Who participates in cord blood storage?
Expectant mothers can get the administrative wheels turning and inquire about cord blood storage. Just ask your physician or midwife. They will surely have some information or links to resources.
What is cord blood storage?
Cord blood storage captures about 1/3 of a cup of the blood from the umbilical cord at the time of a newborn’s delivery. Cord blood contains a very high density of stem cells (70 million in the standard sample size) that can later be used to treat blood and immune system related genetic diseases, cancers and blood disorders. Cord blood storage is the deep-freezing of the cord blood sample in a cryogenic state. The life of the cells is literally frozen, until brought out of that state.
When is cord blood storage done?
The process of cord blood storage starts just after the birth of a newborn when the umbilical cord is clamped and cut. Blood is drawn from the cord and stored in a sterile environment until it can be transferred to a cord blood storage facility. Reinvigorating the cells after preservation does not appear to have any limits. The earliest harvested cells in cord blood storage are over 15 years old now and show no signs of deterioration.
Where does cord blood storage occur?
The umbilical cord is taken at the time of a newborn’s delivery immediately in the delivery room. Cord blood storage takes place at both private and public storage facilities. In the private instance there are fees involved, and contributors can access private storage banks for family members. In the public instance, there is no cost; donation is anonymous, and the bank is accessed by many non-related people, who are compatible with donors’ cells. However, those stem cells are no longer owned by the family and are available to the general public.

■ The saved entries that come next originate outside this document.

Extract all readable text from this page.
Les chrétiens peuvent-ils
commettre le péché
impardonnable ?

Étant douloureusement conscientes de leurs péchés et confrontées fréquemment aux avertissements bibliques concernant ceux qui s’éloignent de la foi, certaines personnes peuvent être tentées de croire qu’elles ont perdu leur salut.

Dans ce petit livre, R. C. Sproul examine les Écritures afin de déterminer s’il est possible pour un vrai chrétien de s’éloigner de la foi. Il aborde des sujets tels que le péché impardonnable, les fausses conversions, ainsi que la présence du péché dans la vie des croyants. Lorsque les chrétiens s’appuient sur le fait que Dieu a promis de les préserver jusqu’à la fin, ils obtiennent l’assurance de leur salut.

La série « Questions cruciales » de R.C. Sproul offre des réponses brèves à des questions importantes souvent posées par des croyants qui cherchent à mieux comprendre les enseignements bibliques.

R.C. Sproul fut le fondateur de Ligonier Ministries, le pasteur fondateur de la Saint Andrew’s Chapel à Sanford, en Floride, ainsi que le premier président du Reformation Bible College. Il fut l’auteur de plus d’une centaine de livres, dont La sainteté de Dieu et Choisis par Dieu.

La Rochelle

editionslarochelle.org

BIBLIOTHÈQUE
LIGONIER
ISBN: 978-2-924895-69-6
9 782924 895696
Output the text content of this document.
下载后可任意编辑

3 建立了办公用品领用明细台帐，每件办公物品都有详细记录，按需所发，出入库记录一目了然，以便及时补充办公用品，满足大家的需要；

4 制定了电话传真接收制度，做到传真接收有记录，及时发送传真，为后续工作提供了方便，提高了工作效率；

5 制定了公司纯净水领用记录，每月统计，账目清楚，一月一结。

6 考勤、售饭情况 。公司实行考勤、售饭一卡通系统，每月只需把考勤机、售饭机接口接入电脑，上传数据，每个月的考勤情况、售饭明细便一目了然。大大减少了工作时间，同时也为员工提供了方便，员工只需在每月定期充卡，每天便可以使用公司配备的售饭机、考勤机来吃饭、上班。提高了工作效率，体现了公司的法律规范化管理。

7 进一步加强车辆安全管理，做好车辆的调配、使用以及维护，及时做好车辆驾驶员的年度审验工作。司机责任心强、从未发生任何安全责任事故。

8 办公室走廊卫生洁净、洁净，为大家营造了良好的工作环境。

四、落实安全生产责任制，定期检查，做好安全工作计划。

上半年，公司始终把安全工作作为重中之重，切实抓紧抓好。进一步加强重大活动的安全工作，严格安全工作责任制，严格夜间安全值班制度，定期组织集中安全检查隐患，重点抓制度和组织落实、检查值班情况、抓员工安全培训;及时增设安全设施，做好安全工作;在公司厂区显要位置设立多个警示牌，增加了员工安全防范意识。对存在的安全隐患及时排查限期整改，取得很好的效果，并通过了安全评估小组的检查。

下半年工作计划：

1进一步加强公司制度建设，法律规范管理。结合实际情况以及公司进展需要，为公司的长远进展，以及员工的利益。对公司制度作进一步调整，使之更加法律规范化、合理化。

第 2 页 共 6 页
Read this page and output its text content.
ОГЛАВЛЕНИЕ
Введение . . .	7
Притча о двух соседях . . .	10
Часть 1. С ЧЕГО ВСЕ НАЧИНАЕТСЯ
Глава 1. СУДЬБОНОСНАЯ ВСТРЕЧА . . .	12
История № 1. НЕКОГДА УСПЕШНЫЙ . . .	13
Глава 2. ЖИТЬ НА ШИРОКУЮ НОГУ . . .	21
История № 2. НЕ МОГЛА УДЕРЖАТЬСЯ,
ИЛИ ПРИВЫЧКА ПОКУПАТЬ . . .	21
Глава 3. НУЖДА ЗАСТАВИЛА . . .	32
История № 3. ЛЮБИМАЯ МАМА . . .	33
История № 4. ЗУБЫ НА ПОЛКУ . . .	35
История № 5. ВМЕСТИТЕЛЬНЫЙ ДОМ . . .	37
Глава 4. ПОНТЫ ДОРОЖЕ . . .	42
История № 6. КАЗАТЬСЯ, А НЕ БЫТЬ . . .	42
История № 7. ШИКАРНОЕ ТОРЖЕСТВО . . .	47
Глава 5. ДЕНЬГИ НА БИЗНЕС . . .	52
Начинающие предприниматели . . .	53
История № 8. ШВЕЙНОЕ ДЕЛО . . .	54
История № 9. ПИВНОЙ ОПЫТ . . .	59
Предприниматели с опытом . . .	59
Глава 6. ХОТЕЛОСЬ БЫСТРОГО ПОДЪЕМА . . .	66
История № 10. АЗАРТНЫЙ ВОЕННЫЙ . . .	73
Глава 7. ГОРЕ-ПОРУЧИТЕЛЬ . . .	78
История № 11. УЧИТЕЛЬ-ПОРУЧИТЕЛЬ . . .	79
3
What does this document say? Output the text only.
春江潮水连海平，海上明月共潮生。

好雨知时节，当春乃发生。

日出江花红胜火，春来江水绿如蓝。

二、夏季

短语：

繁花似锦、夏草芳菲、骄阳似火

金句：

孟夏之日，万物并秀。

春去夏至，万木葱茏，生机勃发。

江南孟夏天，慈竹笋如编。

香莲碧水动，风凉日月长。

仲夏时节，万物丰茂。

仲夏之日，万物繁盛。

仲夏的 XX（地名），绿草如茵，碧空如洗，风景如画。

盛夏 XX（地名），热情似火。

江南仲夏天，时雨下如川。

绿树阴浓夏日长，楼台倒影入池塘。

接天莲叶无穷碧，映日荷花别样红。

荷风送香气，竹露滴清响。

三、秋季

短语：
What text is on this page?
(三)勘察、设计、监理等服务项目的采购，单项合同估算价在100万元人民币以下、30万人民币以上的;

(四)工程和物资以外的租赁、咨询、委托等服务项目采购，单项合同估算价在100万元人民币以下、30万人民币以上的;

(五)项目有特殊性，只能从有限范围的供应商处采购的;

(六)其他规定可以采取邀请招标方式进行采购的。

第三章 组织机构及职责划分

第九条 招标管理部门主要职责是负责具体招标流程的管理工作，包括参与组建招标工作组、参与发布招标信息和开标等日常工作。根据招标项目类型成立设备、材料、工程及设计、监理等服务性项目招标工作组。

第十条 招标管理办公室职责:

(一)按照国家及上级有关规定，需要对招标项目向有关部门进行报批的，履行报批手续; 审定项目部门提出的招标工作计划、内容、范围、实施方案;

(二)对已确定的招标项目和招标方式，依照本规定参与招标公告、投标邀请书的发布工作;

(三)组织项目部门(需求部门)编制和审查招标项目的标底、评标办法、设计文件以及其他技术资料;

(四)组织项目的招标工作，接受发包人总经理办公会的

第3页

Why is cord blood storage so important?
Cord blood storage provides an invaluable service in the treatment of diseases. For the most part, cord blood stem cells are utilized in transplant medicine to regenerate a patient’s blood and immune system after they have been treated with chemotherapy and/or radiation to destroy cancer cells. The list of diseases where stem cells can assist the healing process is absolutely impressive, and supports the value of cord blood storage. The disease list includes leukemia, lymphoma, Hodgkin’s disease, Aplastic Anemia, Sickle Cell Anemia, various other cancers, blood diseases, hereditary/genetic conditions and immune system disorders. In addition, current research on the value of cord blood storage holds significant promise for improving the treatment of some of the most common diseases such as heart disease, stroke, and Alzheimer’s.